On January 11, 2019 Berkshire Hathaway Finance Corporation (BHFC) issued $1,250,000,000 aggregate principal amount of its
4.250% Senior Notes due 2049 (the Notes) under a registration statement on Form
S-3
under the Securities Act of 1933, as amended (the Securities Act), filed with the Securities and
Exchange Commission (the Commission) on January 26, 2016 (Registration
No. 333-209122)
(the Registration Statement). The Notes, which will be fully and unconditionally
guaranteed by Berkshire Hathaway Inc. (Berkshire), were sold pursuant to an underwriting agreement entered into on January 3, 2019, by and between (a) BHFC and Berkshire and (b) Goldman Sachs & Co. LLC, J.P.

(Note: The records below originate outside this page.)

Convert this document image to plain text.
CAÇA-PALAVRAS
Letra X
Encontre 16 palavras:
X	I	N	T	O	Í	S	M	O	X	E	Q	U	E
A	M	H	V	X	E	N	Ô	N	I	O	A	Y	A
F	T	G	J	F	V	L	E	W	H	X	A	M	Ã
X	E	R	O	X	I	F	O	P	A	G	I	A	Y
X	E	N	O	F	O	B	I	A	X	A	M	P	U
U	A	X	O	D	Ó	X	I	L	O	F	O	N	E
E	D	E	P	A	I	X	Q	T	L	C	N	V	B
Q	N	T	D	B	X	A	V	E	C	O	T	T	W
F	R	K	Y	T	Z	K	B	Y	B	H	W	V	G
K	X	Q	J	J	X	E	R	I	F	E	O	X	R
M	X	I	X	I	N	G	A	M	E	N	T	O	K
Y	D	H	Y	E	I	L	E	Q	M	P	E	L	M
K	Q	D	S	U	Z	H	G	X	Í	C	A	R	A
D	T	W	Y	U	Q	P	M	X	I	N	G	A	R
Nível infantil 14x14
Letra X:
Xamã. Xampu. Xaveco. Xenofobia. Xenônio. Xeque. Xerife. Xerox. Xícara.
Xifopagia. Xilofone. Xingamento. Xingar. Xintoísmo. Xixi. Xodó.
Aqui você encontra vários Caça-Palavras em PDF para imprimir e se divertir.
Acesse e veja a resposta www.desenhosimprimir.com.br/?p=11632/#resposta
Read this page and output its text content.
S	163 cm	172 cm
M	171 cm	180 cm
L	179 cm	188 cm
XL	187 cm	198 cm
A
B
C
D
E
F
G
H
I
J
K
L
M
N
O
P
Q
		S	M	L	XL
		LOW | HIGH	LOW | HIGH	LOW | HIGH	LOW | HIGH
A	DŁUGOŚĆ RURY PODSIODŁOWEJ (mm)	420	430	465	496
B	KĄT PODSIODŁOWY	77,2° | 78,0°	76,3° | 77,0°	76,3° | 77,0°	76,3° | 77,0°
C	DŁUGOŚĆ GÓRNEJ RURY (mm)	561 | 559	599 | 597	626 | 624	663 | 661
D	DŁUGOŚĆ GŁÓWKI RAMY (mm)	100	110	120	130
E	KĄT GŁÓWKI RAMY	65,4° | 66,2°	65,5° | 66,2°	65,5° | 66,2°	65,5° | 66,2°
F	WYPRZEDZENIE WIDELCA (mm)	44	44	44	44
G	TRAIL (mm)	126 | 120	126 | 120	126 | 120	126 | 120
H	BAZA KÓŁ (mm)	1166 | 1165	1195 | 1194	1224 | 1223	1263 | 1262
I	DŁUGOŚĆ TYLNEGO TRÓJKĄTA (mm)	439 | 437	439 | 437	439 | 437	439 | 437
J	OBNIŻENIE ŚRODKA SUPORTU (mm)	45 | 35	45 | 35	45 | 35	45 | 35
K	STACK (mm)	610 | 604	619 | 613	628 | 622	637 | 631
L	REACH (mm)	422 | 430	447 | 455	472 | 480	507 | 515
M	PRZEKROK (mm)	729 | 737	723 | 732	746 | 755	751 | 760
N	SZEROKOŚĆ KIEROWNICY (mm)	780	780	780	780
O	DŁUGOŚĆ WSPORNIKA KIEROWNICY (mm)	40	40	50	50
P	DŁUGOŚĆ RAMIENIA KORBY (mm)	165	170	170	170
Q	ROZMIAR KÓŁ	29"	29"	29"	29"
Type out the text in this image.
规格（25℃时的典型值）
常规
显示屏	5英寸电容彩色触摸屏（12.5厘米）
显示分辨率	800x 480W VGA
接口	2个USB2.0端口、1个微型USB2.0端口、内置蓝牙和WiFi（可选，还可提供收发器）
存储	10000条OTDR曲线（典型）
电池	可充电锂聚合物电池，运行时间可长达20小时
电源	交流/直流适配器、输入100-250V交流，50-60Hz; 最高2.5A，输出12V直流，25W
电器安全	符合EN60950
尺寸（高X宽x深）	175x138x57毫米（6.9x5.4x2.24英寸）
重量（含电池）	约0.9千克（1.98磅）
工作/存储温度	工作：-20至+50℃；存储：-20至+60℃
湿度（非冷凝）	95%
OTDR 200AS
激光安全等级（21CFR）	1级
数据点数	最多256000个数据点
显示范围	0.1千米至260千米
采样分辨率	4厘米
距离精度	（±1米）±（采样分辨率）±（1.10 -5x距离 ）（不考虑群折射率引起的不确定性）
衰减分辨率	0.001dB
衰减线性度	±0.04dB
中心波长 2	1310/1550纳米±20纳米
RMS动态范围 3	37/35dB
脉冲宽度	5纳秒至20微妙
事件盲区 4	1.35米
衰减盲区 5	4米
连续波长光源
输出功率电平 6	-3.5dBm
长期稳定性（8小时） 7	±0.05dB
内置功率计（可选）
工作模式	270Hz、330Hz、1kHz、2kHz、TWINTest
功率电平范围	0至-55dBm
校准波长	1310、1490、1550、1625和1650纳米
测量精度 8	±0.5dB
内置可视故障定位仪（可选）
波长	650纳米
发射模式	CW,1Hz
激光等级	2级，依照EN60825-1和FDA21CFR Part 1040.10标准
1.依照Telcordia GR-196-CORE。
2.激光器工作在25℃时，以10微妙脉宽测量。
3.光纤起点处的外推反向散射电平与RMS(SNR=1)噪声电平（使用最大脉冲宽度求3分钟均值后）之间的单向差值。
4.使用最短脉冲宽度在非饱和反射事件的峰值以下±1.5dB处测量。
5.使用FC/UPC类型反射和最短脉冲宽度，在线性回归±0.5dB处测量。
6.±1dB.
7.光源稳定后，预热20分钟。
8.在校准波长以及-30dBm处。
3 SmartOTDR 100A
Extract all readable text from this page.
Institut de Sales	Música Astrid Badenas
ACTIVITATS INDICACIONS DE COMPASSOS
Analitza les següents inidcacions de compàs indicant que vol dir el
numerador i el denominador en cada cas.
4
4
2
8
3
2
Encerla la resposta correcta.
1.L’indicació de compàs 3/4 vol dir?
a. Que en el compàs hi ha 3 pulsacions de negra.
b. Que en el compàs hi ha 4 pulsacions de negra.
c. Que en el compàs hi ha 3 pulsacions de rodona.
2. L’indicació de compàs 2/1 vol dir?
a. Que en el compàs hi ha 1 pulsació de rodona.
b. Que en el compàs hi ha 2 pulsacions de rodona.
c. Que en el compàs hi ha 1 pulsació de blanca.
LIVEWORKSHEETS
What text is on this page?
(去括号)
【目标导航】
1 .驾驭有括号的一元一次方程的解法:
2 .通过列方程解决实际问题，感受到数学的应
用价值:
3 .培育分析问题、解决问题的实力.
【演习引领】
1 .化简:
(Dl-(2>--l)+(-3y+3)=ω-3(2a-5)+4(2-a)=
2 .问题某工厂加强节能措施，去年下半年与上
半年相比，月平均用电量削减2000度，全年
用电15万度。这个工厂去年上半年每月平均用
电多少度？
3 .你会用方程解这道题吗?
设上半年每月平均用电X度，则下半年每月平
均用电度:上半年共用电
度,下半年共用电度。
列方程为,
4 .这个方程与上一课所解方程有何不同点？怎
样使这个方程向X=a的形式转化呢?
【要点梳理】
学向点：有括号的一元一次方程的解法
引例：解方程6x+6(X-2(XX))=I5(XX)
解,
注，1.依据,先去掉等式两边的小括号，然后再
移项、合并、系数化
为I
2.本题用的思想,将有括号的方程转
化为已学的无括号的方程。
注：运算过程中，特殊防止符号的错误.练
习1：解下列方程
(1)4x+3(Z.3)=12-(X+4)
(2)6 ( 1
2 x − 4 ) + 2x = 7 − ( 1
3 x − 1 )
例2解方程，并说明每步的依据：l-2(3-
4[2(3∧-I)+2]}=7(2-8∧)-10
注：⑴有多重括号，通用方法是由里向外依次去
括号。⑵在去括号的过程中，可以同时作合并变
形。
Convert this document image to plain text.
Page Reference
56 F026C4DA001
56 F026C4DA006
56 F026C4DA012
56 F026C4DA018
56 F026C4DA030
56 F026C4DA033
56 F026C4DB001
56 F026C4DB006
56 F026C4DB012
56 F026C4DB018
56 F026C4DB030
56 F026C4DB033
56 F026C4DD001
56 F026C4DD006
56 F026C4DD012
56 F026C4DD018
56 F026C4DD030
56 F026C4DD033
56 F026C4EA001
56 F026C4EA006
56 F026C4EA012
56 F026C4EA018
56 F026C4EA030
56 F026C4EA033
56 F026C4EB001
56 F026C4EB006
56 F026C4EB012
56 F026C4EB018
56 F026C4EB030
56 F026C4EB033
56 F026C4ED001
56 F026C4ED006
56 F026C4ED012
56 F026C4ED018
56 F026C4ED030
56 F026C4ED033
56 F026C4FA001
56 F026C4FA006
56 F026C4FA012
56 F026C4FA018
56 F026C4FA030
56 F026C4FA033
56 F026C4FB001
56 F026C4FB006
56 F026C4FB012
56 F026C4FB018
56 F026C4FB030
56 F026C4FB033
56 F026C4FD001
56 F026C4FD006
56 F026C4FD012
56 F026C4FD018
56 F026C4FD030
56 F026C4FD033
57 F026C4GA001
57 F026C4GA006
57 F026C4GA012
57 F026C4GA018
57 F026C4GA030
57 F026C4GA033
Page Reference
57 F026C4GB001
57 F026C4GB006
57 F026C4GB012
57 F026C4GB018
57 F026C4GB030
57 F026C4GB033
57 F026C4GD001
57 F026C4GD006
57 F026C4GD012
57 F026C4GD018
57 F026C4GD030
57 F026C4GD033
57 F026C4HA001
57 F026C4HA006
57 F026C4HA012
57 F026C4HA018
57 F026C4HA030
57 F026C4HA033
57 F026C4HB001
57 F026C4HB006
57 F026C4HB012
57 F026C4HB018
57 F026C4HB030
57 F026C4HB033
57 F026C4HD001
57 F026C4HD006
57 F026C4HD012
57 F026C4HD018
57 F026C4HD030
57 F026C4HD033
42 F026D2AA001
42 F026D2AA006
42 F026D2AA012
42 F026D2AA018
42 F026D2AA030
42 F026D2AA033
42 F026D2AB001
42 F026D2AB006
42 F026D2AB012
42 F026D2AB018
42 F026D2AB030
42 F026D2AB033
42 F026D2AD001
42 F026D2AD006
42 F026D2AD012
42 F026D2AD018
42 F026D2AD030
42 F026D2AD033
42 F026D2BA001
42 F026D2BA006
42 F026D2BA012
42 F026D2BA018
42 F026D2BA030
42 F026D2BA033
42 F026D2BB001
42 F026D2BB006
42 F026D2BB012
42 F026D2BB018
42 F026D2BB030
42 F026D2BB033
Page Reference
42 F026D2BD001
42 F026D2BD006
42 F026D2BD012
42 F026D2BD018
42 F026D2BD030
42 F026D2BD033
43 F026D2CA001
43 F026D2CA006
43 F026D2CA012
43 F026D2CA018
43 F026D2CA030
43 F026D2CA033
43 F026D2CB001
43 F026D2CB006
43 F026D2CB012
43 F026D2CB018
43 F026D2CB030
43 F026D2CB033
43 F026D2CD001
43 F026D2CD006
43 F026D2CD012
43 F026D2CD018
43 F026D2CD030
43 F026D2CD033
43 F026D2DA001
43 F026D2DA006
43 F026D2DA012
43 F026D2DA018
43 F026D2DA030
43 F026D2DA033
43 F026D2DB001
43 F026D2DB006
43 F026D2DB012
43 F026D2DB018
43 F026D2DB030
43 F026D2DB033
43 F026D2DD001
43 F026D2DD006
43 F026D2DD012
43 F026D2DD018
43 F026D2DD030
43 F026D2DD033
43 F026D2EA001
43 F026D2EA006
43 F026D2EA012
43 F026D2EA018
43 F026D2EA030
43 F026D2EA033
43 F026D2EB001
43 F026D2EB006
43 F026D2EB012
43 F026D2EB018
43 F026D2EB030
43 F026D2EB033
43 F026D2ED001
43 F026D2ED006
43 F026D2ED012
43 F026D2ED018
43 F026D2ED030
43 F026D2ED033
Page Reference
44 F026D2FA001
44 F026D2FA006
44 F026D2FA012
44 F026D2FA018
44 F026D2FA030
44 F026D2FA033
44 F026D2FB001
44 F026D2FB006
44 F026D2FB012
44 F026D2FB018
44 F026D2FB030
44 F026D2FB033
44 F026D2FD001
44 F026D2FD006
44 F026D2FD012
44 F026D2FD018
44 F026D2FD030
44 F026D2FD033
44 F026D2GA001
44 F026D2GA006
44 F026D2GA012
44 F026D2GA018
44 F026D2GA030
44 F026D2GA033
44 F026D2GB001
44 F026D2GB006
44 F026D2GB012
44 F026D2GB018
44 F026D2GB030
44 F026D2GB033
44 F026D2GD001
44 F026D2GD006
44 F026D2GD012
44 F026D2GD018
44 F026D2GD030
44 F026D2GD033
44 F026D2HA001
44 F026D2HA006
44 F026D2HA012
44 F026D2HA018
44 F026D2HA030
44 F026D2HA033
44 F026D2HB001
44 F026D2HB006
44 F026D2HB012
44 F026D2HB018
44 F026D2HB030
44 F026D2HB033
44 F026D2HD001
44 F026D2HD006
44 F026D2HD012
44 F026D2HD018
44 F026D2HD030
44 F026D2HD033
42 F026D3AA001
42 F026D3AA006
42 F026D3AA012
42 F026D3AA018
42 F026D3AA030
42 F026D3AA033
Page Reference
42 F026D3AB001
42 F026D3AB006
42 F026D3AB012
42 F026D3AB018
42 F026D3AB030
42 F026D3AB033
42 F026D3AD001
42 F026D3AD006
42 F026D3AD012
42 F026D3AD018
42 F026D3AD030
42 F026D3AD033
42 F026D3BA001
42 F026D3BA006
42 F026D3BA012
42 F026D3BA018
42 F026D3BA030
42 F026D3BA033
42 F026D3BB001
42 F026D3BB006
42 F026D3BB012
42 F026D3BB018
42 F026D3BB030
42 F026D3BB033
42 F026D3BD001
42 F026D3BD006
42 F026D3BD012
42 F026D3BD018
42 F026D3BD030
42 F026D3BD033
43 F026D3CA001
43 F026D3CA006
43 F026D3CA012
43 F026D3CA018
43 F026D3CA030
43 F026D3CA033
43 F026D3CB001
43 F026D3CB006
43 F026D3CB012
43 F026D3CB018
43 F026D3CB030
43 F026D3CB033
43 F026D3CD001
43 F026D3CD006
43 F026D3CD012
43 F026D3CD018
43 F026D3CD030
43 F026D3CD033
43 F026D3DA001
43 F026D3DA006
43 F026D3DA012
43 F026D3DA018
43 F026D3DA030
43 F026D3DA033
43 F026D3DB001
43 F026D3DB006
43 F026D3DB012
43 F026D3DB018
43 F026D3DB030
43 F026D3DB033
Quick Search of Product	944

Morgan Securities LLC, Merrill Lynch, Pierce, Fenner & Smith Incorporated and Wells Fargo Securities, LLC.
The Notes are issued
under an Indenture, dated as of January 26, 2016, by and among Berkshire, as issuer and guarantor, BHFC, as issuer, and The Bank of New York Mellon Trust Company, N.A., as trustee (the Indenture) and an officers certificate
dated as of January 11, 2019 by BHFC with respect to the Notes (the Officers Certificate).
The relevant terms of
the Notes and the Indenture are further described under the caption Description of the Notes and Guarantees in the prospectus supplement relating to the Notes, dated January 3, 2019, filed with the Commission by Berkshire on
January 7, 2019, pursuant to Rule 424(b)(2) under the Securities Act and in the section entitled Description of the Debt Securities in the base prospectus relating to debt securities of BHFC, dated January 26, 2016,
included in the Registration Statement, which descriptions are incorporated herein by reference.
A copy of the Indenture is set forth in
Exhibit 4.1 of the Registration Statement and is incorporated herein by reference. A copy of the Officers Certificate is attached hereto as Exhibit 4.2 and is incorporated herein by reference. The descriptions of the Indenture, the
Officers Certificate and the Notes in this report are summaries and are qualified in their entirety by the terms of the Indenture, the Officers Certificate and the Notes, respectively.